Y a que le petit qui m’inquiète. Il ne parle pas. Depuis que sa mère est partie il n'a pas dit un mot, il rêve. Il doit en avoir des images plein la tête mais on sait jamais rien. Ni ses envies ni ses peines. Ce que je sais c'est qu'il ne quitte pas son bouquin ni la nuit ni le jour. C'est sa mère qui lui avait donné. Je crois que ça lui fait du bien d'entendre sa sœur jouer du piano. Sacrés gamins, heureusement que je les ai. Ils me donnent la force de continuer à vivre sans toi ma belle MARIE...

Portrait de famille
Par Epigraphe

    § Depuis le temps que j’ai économisé pour ce moment ! Ah, c’est qu’elle va regretter, la vieille peau, se d’être carapatée comme ça, quand elle verra qu’on a les moyens de s’offrir un vrai portrait de famille, une véritable huile en l’honneur de notre dynastie, pas un de ces selfies de groupe démodés ! Un machin en costume d’époque, je sais pas trop laquelle, avec la clique et la claque ! Même que c’est pas du carton-pâte, ni un Clavinova, mais un piano comme autrefois qu’on a mis pour la petite ! Ah, si seulement le blondinet arrêtait de me glisser des genoux… C’est qu’il fait diablement chaud sous ces spots, depuis le temps.

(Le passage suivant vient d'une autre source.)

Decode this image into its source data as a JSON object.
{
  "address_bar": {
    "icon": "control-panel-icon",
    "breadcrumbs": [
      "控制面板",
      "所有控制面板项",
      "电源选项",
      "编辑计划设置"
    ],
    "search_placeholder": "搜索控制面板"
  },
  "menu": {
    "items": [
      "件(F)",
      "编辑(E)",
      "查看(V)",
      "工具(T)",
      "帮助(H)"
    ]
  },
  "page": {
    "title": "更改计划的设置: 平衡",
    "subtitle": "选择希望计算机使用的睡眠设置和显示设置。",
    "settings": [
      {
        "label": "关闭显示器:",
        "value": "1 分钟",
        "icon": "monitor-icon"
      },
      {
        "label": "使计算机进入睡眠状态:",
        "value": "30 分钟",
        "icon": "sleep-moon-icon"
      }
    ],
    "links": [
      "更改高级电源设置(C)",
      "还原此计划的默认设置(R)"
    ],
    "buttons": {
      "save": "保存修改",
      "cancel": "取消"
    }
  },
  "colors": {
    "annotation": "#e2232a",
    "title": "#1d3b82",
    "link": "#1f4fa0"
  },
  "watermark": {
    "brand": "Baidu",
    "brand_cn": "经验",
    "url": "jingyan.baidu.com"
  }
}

    § Elle a l’air fine, elle, avec son froufrou bleu et son piano qui a coûté une blinde à papa, tu parles d’un accessoire utile… Et pourquoi qu’il faut que je tienne ce bouquin qu’est même pas ouvert ? C’est peut-être un BD de fesses, d’ailleurs ? Tout ça pour avoir l’air intello ! Ce qu’il ferait pas pour emmerder maman ! Puis il me tient chaud avec ses grosses pattes, là… Ah, elle a l’air fine !

    § J’ai mal au cou, papaaa… Combien de temps il faut qu’on reste encore comme ça ? Tu voulais vraiment pas remplacer le selfie stick cassé ! Tu sais que j’ai pas fait exprès ! Puis j’ai mal aux doigts à tenir mes mains sur le piano, et quand maman voulait que je prenne des cours, d’ailleurs, t’as pas voulu ! Frangin a les jambes qui tremblent derrière moi à force de rester debout, ce flemmard… Aïe aïe, j’ai mal au cou !

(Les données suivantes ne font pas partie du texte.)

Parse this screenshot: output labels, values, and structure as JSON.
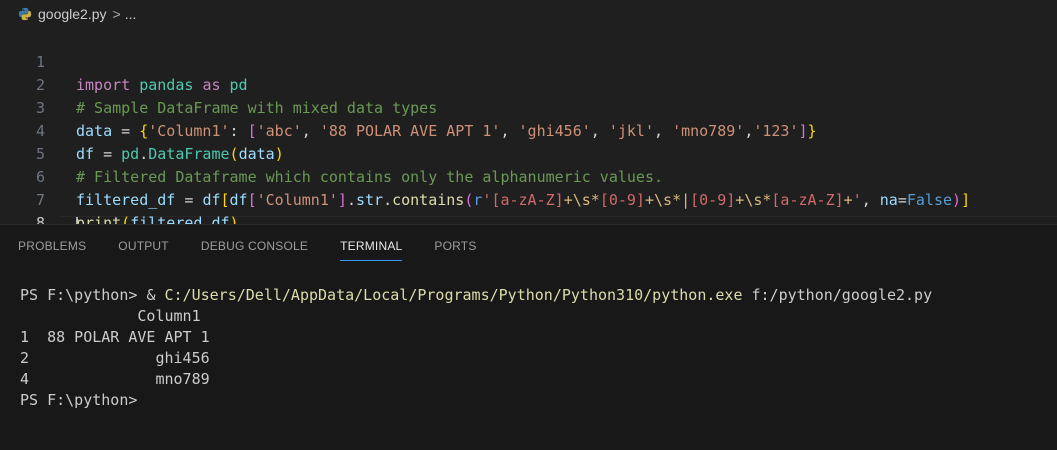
{
  "breadcrumb": {
    "file": "google2.py",
    "separator": ">",
    "more": "..."
  },
  "editor": {
    "line_numbers": [
      "1",
      "2",
      "3",
      "4",
      "5",
      "6",
      "7",
      "8"
    ],
    "line1": {
      "kw1": "import",
      "mod": "pandas",
      "kw2": "as",
      "alias": "pd"
    },
    "line2": {
      "comment": "# Sample DataFrame with mixed data types"
    },
    "line3": {
      "var": "data",
      "eq": " = ",
      "lbrace": "{",
      "key": "'Column1'",
      "colon": ": ",
      "lbrack": "[",
      "s1": "'abc'",
      "s2": "'88 POLAR AVE APT 1'",
      "s3": "'ghi456'",
      "s4": "'jkl'",
      "s5": "'mno789'",
      "s6": "'123'",
      "rbrack": "]",
      "rbrace": "}"
    },
    "line4": {
      "var": "df",
      "eq": " = ",
      "mod": "pd",
      "cls": "DataFrame",
      "arg": "data"
    },
    "line5": {
      "comment": "# Filtered Dataframe which contains only the alphanumeric values."
    },
    "line6": {
      "var": "filtered_df",
      "eq": " = ",
      "df1": "df",
      "df2": "df",
      "key": "'Column1'",
      "str": "str",
      "fn": "contains",
      "rprefix": "r",
      "q": "'",
      "cls1": "[a-zA-Z]",
      "plus": "+",
      "ws": "\\s",
      "star": "*",
      "cls2": "[0-9]",
      "pipe": "|",
      "param": "na",
      "val": "False"
    },
    "line7": {
      "fn": "print",
      "arg": "filtered_df"
    }
  },
  "panel": {
    "tabs": [
      "PROBLEMS",
      "OUTPUT",
      "DEBUG CONSOLE",
      "TERMINAL",
      "PORTS"
    ],
    "active_tab": "TERMINAL"
  },
  "terminal": {
    "prompt": "PS F:\\python> ",
    "amp": "& ",
    "exe": "C:/Users/Dell/AppData/Local/Programs/Python/Python310/python.exe",
    "script": " f:/python/google2.py",
    "header": "             Column1",
    "rows": [
      "1  88 POLAR AVE APT 1",
      "2              ghi456",
      "4              mno789"
    ],
    "final_prompt": "PS F:\\python>"
  }
}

    § On va faire comme si je n’étais pas là, OK. Grand Con garde la main sur mon épaule au cas où j’essaye de me barrer, le pleutre, il veut tout faire comme le daron. Ouais, « pleutre » c’est une classe de personnages dans mon RPG du moment, ça lui va parfaitement. Je me demande si Google identifie les visages aussi, sur les peintures ? On va faire comme si je n’étais pas là, OK.

    § Je suis au centre. Enfin, pas tout à fait, décalé avec une noble proportion, nombre d’or ou un truc du genre. J’adore ces fringues, c’est trop stylé, pas un vieux selfie de famille de truc. Papa a visé juste ce coup-ci, c’est dynastique, cette affaire, mate-moi cette pose Napoléon. Ouais. Je suis au centre.